Gold mining in the Amazon rainforest has always been a huge environmental issue. Earlier this year, NASA captured a photo of gold mining which appeared as if rivers of gold were running through the Peruvian Amazon rainforest. Given the vulnerable state of this biodiversity-rich rainforest, Brazil prosecutors now seek a ban on gold mining in the Amazon Rainforest.
The lack of authoritative control and traceability has led to an increase in illegal mining activities.
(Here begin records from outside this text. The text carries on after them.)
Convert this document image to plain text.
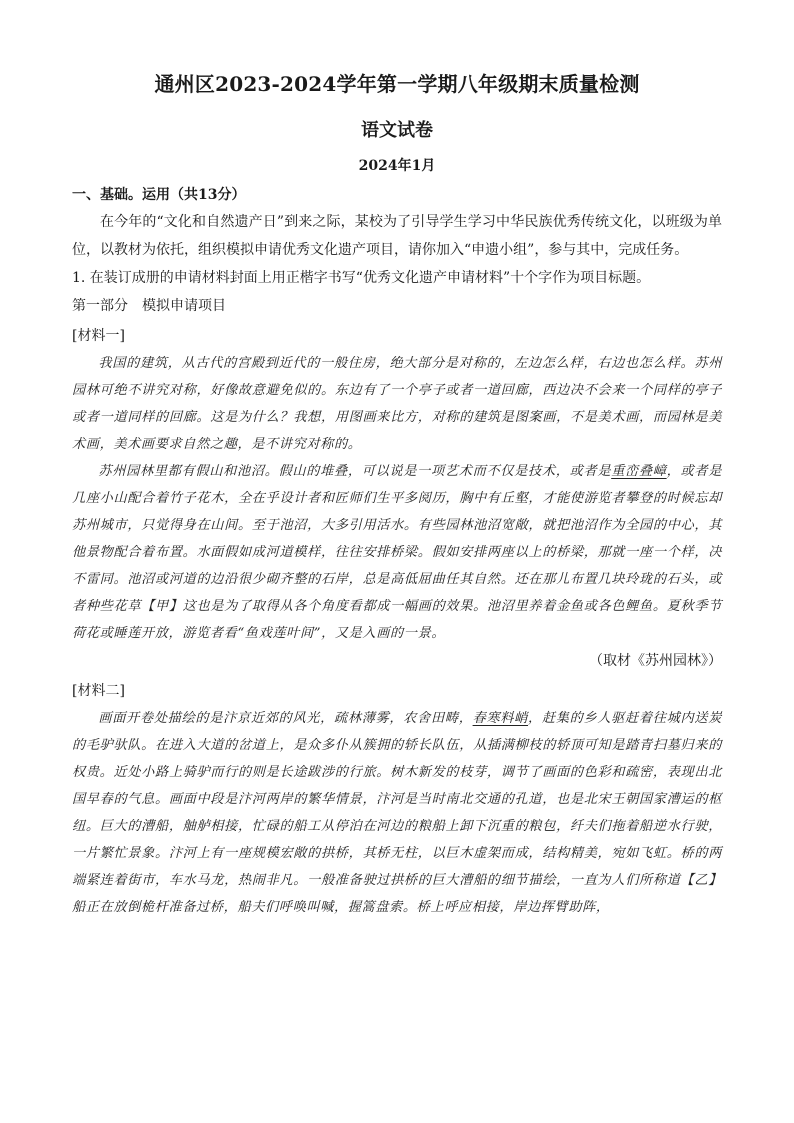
通州区2023-2024学年第一学期八年级期末质量检测
语文试卷
2024年1月

一、基础。运用（共13分）

在今年的“文化和自然遗产日”到来之际，某校为了引导学生学习中华民族优秀传统文化，以班级为单位，以教材为依托，组织模拟申请优秀文化遗产项目，请你加入“申遗小组”，参与其中，完成任务。

1. 在装订成册的申请材料封面上用正楷字书写“优秀文化遗产申请材料”十个字作为项目标题。

第一部分　模拟申请项目

[材料一]

我国的建筑，从古代的宫殿到近代的一般住房，绝大部分是对称的，左边怎么样，右边也怎么样。苏州园林可绝不讲究对称，好像故意避免似的。东边有了一个亭子或者一道回廊，西边决不会来一个同样的亭子或者一道同样的回廊。这是为什么？我想，用图画来比方，对称的建筑是图案画，不是美术画，而园林是美术画，美术画要求自然之趣，是不讲究对称的。

苏州园林里都有假山和池沼。假山的堆叠，可以说是一项艺术而不仅是技术，或者是重峦叠嶂，或者是几座小山配合着竹子花木，全在乎设计者和匠师们生平多阅历，胸中有丘壑，才能使游览者攀登的时候忘却苏州城市，只觉得身在山间。至于池沼，大多引用活水。有些园林池沼宽敞，就把池沼作为全园的中心，其他景物配合着布置。水面假如成河道模样，往往安排桥梁。假如安排两座以上的桥梁，那就一座一个样，决不雷同。池沼或河道的边沿很少砌齐整的石岸，总是高低屈曲任其自然。还在那儿布置几块玲珑的石头，或者种些花草【甲】这也是为了取得从各个角度看都成一幅画的效果。池沼里养着金鱼或各色鲤鱼。夏秋季节荷花或睡莲开放，游览者看“鱼戏莲叶间”，又是入画的一景。

（取材《苏州园林》）

[材料二]

画面开卷处描绘的是汴京近郊的风光，疏林薄雾，农舍田畴，春寒料峭，赶集的乡人驱赶着往城内送炭的毛驴驮队。在进入大道的岔道上，是众多仆从簇拥的轿长队伍，从插满柳枝的轿顶可知是踏青扫墓归来的权贵。近处小路上骑驴而行的则是长途跋涉的行旅。树木新发的枝芽，调节了画面的色彩和疏密，表现出北国早春的气息。画面中段是汴河两岸的繁华情景，汴河是当时南北交通的孔道，也是北宋王朝国家漕运的枢纽。巨大的漕船，舳舻相接，忙碌的船工从停泊在河边的粮船上卸下沉重的粮包，纤夫们拖着船逆水行驶，一片繁忙景象。汴河上有一座规模宏敞的拱桥，其桥无柱，以巨木虚架而成，结构精美，宛如飞虹。桥的两端紧连着街市，车水马龙，热闹非凡。一般准备驶过拱桥的巨大漕船的细节描绘，一直为人们所称道【乙】船正在放倒桅杆准备过桥，船夫们呼唤叫喊，握篙盘索。桥上呼应相接，岸边挥臂助阵，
The Federal Public Ministry has filed a lawsuit demanding that government should supervise all mining projects or else gold mining activities should be suspended in the Brazilian Amazon, southwest of Pará state.
The lawsuit has been filed after a study, by researchers from the Federal University of Minas Gerais (UFMG), revealed that the municipalities of southwest Pará are responsible for 85 percent of cases of gold laundering in Brazil in the past two years.
The study also concluded that almost 30 percent of the 174 metric tons of gold sold in Brazil in the past couple of years was linked to some irregularities, amounting to $1.8 billion of potentially illegal gold.
According to experts, Brazilian law allows miners to self-declare their gold mining area without any verification, while the entire process remains manual and with no electronic invoices to control or trace the gold trade in the country.
Larissa Rodrigues, manager of projects and products at the Escolhas Institute, a nonprofit working toward stricter requirements for the gold supply chain in Brazil, said,
The Brazilian mining sector is like in the Old West. The law states that the garimpeiros (illegal miners) need to fill out a paper form saying where the gold comes from. But it is self-declaratory, he doesn’t need to present any document proving it. No one will verify if the gold actually came from that mining operation where he said it came from.
The lawsuit requested a total suspension of the extraction, trading and exportation of gold in the southwest region of Pará state. The move comes as the federal government fails to take stringent action against the invasions and violence encouraged by “gangs of illegal miners” that are jeopardizing tribal communities of the Amazon.
The illegal extraction of precious metal from the indigenous lands has threatened the lifestyle of many tribes living in the region. Mercury, which is used by illegal miners to extract the gold from the ore, pollutes the water resources that these people depend on.
Moreover, the excessive rate of metal extraction from the rainforest also offsets its carbon balance, further contributing to climate change, which has already wreaked havoc in the Amazon Rainforest.